Vietnam rates fall as buyers hunt cheaper deals
- Sales slowed by outbreak in Mekong Delta- Vietnamese trader.
- Rising fuel prices push up freight rates.
- Indian rates unchanged, farmers prep for monsoon.
- Thai rates down on uptick in shipping costs.
Rice export prices in Vietnam fell this week, as buyers switched to cheaper offers from other hubs, while the nation's largest rice growing area grappled with a re-emergence of COVID-19 infections.
Prices for Vietnamese 5% broken rice fell to $485-$490 a tonne after remaining unchanged at $490-$495 a tonne for the past four weeks.
"Buyers are also switching to suppliers in Thailand and India where prices are comparatively cheaper than Vietnam's," a trader based in Ho Chi Minh City said, adding exporters were also put off by high shipping costs.
After successfully containing the virus for most of last year, infections have recently risen in Vietnam.
"Local sales are slow due to the expansion of a new COVID-19 outbreak that has hit some rice-growing provinces in the Mekong Delta," the trader added.
Vietnam's rice exports in the first five months of 2021 likely fell 11.3% from a year earlier.

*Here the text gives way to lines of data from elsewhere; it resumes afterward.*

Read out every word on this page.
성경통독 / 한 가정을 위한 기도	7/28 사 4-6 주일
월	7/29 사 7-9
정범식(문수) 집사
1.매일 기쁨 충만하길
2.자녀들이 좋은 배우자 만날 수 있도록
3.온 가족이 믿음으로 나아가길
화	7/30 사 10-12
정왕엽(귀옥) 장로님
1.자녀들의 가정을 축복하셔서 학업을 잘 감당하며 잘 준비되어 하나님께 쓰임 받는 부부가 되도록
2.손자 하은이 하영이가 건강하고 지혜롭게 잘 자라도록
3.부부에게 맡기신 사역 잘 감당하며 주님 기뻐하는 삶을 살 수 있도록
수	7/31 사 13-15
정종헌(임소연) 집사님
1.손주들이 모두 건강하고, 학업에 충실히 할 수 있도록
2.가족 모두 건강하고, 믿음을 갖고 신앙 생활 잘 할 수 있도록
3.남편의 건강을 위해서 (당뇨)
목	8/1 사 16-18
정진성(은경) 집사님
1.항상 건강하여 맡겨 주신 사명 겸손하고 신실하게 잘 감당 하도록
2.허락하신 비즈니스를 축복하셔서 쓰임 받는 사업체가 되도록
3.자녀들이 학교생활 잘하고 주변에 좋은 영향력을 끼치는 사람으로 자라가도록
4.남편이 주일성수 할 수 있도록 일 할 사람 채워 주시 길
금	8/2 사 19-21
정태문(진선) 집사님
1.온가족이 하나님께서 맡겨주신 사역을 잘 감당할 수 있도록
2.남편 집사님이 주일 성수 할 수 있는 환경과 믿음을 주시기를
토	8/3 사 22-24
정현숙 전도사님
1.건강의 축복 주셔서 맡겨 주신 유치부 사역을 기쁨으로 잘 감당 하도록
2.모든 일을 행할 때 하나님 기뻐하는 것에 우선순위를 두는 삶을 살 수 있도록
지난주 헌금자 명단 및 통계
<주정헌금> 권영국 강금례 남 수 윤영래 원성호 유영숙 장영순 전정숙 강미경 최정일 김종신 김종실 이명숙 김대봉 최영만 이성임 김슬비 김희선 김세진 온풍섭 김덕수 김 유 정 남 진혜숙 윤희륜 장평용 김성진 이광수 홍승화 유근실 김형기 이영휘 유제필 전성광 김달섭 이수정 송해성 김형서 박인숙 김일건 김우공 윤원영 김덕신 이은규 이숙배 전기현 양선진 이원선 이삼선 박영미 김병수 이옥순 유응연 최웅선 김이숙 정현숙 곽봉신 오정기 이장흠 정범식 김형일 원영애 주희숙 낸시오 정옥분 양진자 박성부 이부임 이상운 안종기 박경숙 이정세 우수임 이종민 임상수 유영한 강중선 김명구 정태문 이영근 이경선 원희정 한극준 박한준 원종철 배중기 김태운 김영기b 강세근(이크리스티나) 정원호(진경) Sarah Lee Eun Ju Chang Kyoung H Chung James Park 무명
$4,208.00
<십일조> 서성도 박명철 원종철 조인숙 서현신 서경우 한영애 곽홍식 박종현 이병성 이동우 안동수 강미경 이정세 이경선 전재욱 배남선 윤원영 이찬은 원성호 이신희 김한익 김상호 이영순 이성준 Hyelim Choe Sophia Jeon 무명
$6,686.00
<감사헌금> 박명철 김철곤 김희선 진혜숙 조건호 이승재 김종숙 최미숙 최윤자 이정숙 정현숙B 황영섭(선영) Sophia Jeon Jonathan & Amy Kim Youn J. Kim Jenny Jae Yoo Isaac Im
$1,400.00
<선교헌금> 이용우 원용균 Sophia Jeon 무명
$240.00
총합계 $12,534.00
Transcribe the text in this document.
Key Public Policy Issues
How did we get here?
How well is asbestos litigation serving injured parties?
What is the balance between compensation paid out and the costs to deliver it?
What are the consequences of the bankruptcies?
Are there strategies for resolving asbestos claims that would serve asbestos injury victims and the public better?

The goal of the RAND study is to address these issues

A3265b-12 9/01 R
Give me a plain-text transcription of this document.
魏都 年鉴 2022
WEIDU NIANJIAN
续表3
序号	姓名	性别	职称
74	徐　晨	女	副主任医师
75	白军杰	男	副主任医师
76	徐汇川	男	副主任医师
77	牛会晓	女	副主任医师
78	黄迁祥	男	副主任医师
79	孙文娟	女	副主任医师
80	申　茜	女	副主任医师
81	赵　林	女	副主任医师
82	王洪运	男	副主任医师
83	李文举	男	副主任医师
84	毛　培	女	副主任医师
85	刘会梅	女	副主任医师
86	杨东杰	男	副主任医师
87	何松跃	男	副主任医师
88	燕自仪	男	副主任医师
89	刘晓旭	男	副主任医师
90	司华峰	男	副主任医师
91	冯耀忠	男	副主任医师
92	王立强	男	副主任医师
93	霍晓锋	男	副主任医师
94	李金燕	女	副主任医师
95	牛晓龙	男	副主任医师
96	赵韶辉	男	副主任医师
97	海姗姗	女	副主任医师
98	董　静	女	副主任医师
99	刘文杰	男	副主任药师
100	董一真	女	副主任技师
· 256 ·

Prices for top exporter India's 5% broken parboiled variety were unchanged for a second consecutive week at $382-$388 per tonne.
Farmers are prepping paddy seedlings, an exporter said, as monsoon arrived over Kerala, marking the start of the four-month rainy season crucial for the farm-dependent economy.
Neighbouring Bangladesh imported around 700,000 tonnes of rice from India in the last six months against a planned 1.5 million tonnes, according to officials.
"If a huge volume was imported, that could flood local markets and hurt farmers," a senior food ministry official said.
In Thailand, prices for 5% broken rice fell to $457-$468 per tonne from $457-$485 last week.
High fuel prices were translating into more expensive freight, while also making it difficult for exporters to secure container ships to ferry their cargo, traders said.
Overseas demand remained low because of the high prices, while an anticipated rise in supply in the second half of 2021 could lower current prices, traders said.